The following criteria must be met for the patient to be enrolled in the study:

  1. Age 3 to 11 years old
  2. Intermittent exotropia (manifest deviation) meeting all of the following criteria:

    • Intermittent exotropia at distance OR constant exotropia at distance and either intermittent exotropia or exophoria at near
    • Exodeviation at least 10PD at distance OR 15PD at near measured by prism and alternate cover test (PACT)
  3. No previous surgical or non-surgical treatment for IXT (other than refractive correction)
  4. Visual acuity in the worse eye 20/40 (0.3 logMAR) or better on ATS HOTV for ages 3 - 5 and 20/25 (0.1 logMAR) or better on ATS HOTV for ages 6 - 11
  5. No hyperopia greater than +3.50 D spherical equivalent in either eye
  6. No myopia greater than -6.00 D spherical equivalent in either eye
  7. Patients must be wearing refractive correction (spectacles or contact lenses) for at least one week if refractive error (based on cycloplegic refraction performed within 6 months) meets any of the following:

    • Myopia > -0.50 D spherical equivalent in either eye
    • Anisometropia > 1.00 D spherical equivalent
    • Astigmatism in either eye > 2.00 D if ≤ 5 years old and > 1.50 D if > 5 years old

    Refractive correction for patients meeting the above refractive error criteria must meet the following guidelines:

    • Anisometropia spherical equivalent must be within 0.25D of the full anisometropic difference correction
    • Astigmatism cylinder must be within 0.25D of full correction and axis must be within 5 degrees of full correction.
    • For hyperopia, the spherical component can be reduced at investigator discretion provided the reduction is symmetrical. Prescribing any refractive correction to yield lenses that are more myopic than -0.50 D spherical equivalent (SE) is considered deliberate overminus and is not allowed at enrollment. However, prescribing no correction or prescribing less than the full cycloplegic hyperopic correction (i.e., prescribing reduced plus) is not considered the same as overminusing for this protocol and is allowed because most patients without IXT but with hyperopic SE refractions in this range would not typically be prescribed a refractive correction.
    • For myopia, the intent is to fully correct, but the spherical component can be undercorrected by investigator discretion provided the reduction is symmetrical and results in no more than -0.50 D SE residual (i.e., uncorrected) myopia. Prescribing a correction that yields more than 0.50 D more minus SE than the cycloplegic refraction SE is considered deliberate overminus and is not allowed at enrollment.
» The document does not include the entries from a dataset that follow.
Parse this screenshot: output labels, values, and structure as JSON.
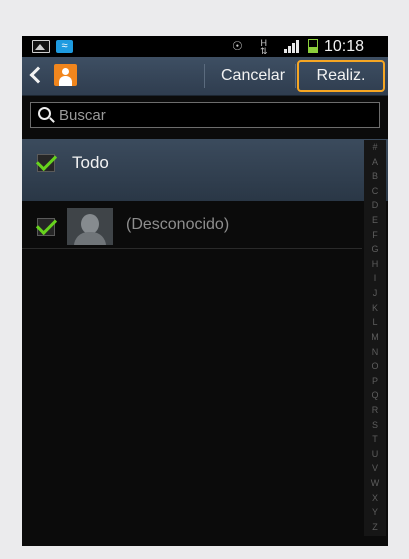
{
  "status_bar": {
    "time": "10:18",
    "icons": [
      "gallery-icon",
      "wifi-icon",
      "eye-icon",
      "data-icon",
      "signal-icon",
      "battery-icon"
    ],
    "data_indicator": "H"
  },
  "action_bar": {
    "cancel_label": "Cancelar",
    "done_label": "Realiz.",
    "highlight_color": "#f6a623"
  },
  "search": {
    "placeholder": "Buscar"
  },
  "select_all": {
    "label": "Todo",
    "checked": true
  },
  "contacts": [
    {
      "name": "(Desconocido)",
      "checked": true
    }
  ],
  "index_letters": [
    "#",
    "A",
    "B",
    "C",
    "D",
    "E",
    "F",
    "G",
    "H",
    "I",
    "J",
    "K",
    "L",
    "M",
    "N",
    "O",
    "P",
    "Q",
    "R",
    "S",
    "T",
    "U",
    "V",
    "W",
    "X",
    "Y",
    "Z"
  ],
  "colors": {
    "check_green": "#67d31d",
    "contacts_orange": "#f1861d"
  }
}
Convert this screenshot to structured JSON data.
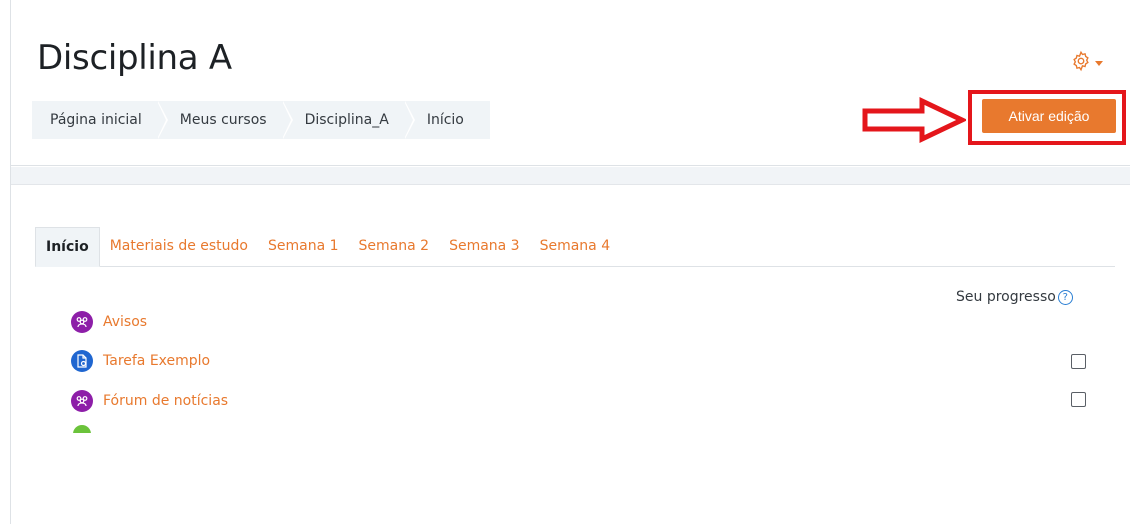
{
  "page": {
    "title": "Disciplina A"
  },
  "breadcrumb": [
    "Página inicial",
    "Meus cursos",
    "Disciplina_A",
    "Início"
  ],
  "header": {
    "edit_button": "Ativar edição",
    "settings_icon": "gear-icon"
  },
  "tabs": [
    {
      "label": "Início",
      "active": true
    },
    {
      "label": "Materiais de estudo",
      "active": false
    },
    {
      "label": "Semana 1",
      "active": false
    },
    {
      "label": "Semana 2",
      "active": false
    },
    {
      "label": "Semana 3",
      "active": false
    },
    {
      "label": "Semana 4",
      "active": false
    }
  ],
  "progress": {
    "label": "Seu progresso",
    "help_icon": "?"
  },
  "activities": [
    {
      "label": "Avisos",
      "icon": "forum-icon",
      "checkbox": false
    },
    {
      "label": "Tarefa Exemplo",
      "icon": "assignment-icon",
      "checkbox": true
    },
    {
      "label": "Fórum de notícias",
      "icon": "forum-icon",
      "checkbox": true
    }
  ],
  "colors": {
    "accent": "#e8792e",
    "highlight": "#e4161b",
    "forum_icon": "#8d1ea8",
    "assignment_icon": "#1f66d0",
    "partial_icon": "#6bc33b"
  }
}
    Note that the refractive correction guidelines and the requirement to wear refractive correction for at least one week apply not only to patients who require refractive correction under the above criteria but also to any other patient who is wearing refractive correction.

  8. No atropine use within the last week
  9. Gestational age > 34 weeks and birth weight > 1500 grams
  10. Patient and/or parent is willing to accept randomization to either observation or CIAO therapy.
  11. Parent has a phone (or access to phone) and is willing to be contacted

Exclusion Criteria:

  1. Only phoria at both distance and near
  2. Prior non-surgical treatment for IXT other than refractive correction (e.g., vergence therapy, occlusion, vision therapy/orthoptics, or deliberate over-minus with spectacles more than 0.50D)
  3. Previous amblyopia treatment other than refractive correction within 1 year
  4. Vision therapy/orthoptics for any reason within the last year
  5. Interocular visual acuity difference more than 0.2 logMAR (2 lines on ATS HOTV for patients 3 to < 7 years old or 10 letters on E-ETDRS for patients ≥ 7 years old)
  6. Investigator planning to initiate amblyopia treatment

Information from the National Library of Medicine

To learn more about this study, you or your doctor may contact the study research staff using the contact information provided by the sponsor.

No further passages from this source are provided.